Si è pensato di rendere più difficile la stipula della collaborazione introducendo la definizione di collaborazione organizzata dal committente contraddistinta, rispetto alla co.co.co., da modalità di esecuzione del lavoro organizzate anche con riferimento ai tempi e ai luoghi di lavoro e a cui si applica la disciplina del lavoro subordinato. L’intuizione si è dimostrata ancora una volta sbagliata: la norma è poco efficace, si assiste solo a una lenta diminuzione nei numeri delle collaborazioni e, anzi, emergono nuove figure di lavoratori coordinati, super sfruttati e senza diritti, come i ciclofattorini che consegnano il cibo a domicilio.

Il decreto Salva Imprese

L’ultimo intervento legislativo sulla materia è di pochi giorni fa; il nuovo Governo ha convertito in legge il decreto legge “Salva Imprese”emanato dal precedente, allargando la definizione di collaborazione organizzata (a cui si applica la disciplina del lavoro subordinato) a chi lavora attraverso le piattaforme digitali e restringendo invece il campo di applicazione della co.co.co. Basterà tutto questo per evitare gli abusi?

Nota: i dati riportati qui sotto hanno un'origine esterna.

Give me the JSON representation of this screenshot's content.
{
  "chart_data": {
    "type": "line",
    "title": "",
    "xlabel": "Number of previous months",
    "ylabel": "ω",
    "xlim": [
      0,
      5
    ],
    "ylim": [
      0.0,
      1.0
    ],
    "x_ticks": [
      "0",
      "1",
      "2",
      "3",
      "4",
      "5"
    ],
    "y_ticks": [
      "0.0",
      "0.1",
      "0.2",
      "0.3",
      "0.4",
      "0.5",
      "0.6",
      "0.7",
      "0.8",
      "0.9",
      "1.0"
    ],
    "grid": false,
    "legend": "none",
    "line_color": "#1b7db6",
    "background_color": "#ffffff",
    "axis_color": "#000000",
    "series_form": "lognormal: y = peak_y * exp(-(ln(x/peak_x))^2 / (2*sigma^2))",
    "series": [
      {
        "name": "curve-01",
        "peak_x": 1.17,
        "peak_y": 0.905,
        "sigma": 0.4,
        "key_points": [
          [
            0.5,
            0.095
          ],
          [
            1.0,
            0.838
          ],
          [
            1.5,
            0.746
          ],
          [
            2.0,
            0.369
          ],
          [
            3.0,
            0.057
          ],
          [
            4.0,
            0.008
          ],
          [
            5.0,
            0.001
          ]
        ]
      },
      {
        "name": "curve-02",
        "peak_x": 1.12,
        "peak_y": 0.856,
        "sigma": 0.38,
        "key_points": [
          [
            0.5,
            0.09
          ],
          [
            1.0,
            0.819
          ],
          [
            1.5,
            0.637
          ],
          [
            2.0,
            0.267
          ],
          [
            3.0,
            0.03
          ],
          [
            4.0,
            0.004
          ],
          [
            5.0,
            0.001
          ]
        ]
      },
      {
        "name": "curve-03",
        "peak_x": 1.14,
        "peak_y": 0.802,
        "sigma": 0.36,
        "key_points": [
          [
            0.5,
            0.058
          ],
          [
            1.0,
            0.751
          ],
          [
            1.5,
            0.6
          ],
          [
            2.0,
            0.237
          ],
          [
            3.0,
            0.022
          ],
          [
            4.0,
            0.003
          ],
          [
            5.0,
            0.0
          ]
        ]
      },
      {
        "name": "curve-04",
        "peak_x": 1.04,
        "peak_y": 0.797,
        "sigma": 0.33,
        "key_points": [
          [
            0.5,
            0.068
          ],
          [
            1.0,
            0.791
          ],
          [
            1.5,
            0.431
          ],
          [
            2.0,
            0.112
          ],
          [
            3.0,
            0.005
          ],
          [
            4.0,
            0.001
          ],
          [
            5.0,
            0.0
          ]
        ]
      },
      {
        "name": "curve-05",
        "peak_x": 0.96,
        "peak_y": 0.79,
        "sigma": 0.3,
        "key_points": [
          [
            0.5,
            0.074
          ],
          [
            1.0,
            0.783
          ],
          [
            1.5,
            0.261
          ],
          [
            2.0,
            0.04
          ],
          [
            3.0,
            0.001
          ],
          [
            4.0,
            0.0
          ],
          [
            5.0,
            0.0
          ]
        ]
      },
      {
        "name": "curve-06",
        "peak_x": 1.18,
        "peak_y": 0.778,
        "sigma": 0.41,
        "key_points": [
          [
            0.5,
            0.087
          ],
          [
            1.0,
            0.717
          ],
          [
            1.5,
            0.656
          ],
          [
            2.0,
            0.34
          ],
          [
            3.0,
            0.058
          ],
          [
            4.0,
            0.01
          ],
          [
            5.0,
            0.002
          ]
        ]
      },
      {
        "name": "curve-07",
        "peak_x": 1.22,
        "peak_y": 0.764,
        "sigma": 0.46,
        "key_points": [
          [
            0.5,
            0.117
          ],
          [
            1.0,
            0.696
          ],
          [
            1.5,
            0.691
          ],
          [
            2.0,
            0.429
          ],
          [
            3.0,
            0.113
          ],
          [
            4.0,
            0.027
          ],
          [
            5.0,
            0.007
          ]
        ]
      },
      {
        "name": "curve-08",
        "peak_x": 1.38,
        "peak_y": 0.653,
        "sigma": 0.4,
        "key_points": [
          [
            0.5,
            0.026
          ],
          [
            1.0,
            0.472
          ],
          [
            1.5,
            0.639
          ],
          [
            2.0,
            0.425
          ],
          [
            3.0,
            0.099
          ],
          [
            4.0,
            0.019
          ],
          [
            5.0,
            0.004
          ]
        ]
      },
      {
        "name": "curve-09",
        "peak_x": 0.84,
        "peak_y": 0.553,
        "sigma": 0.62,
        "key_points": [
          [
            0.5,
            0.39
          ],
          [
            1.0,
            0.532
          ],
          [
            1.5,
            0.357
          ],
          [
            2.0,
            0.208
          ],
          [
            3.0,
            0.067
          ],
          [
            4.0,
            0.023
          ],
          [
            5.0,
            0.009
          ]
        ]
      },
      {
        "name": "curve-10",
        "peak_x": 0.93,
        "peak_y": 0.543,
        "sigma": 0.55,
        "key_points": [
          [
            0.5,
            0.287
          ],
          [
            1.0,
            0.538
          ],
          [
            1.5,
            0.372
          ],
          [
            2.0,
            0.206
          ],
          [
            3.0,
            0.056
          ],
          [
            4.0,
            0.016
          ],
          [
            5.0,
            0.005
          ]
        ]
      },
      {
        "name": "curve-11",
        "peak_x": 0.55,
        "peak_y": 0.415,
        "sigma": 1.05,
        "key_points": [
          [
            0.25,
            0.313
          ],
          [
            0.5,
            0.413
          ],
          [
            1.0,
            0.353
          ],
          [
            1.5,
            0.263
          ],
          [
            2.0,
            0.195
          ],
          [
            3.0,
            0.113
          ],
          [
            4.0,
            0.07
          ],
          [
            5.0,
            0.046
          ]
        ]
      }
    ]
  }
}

Ad oggi, le co.co.co. possono essere stipulate sia nel settore privato che nel pubblico, basta che non siano organizzate dal committente e che siano prevalentemente personali. Anche alla luce dell’ultima sentenza della Corte di Cassazione che ha stabilito che il lavoro dei Riders, seppur in collaborazione, deve avere tutte le tutele previste per il lavoro subordinato, vedremo se le imprese saranno ancora interessate a stipulare rapporti di co.co.co. oppure (come alcune già fanno) preferiranno utilizzare forme di lavoro ancora più precarizzanti come l’autonomo occasionale e le finte Partite Iva, in luogo del lavoro subordinato.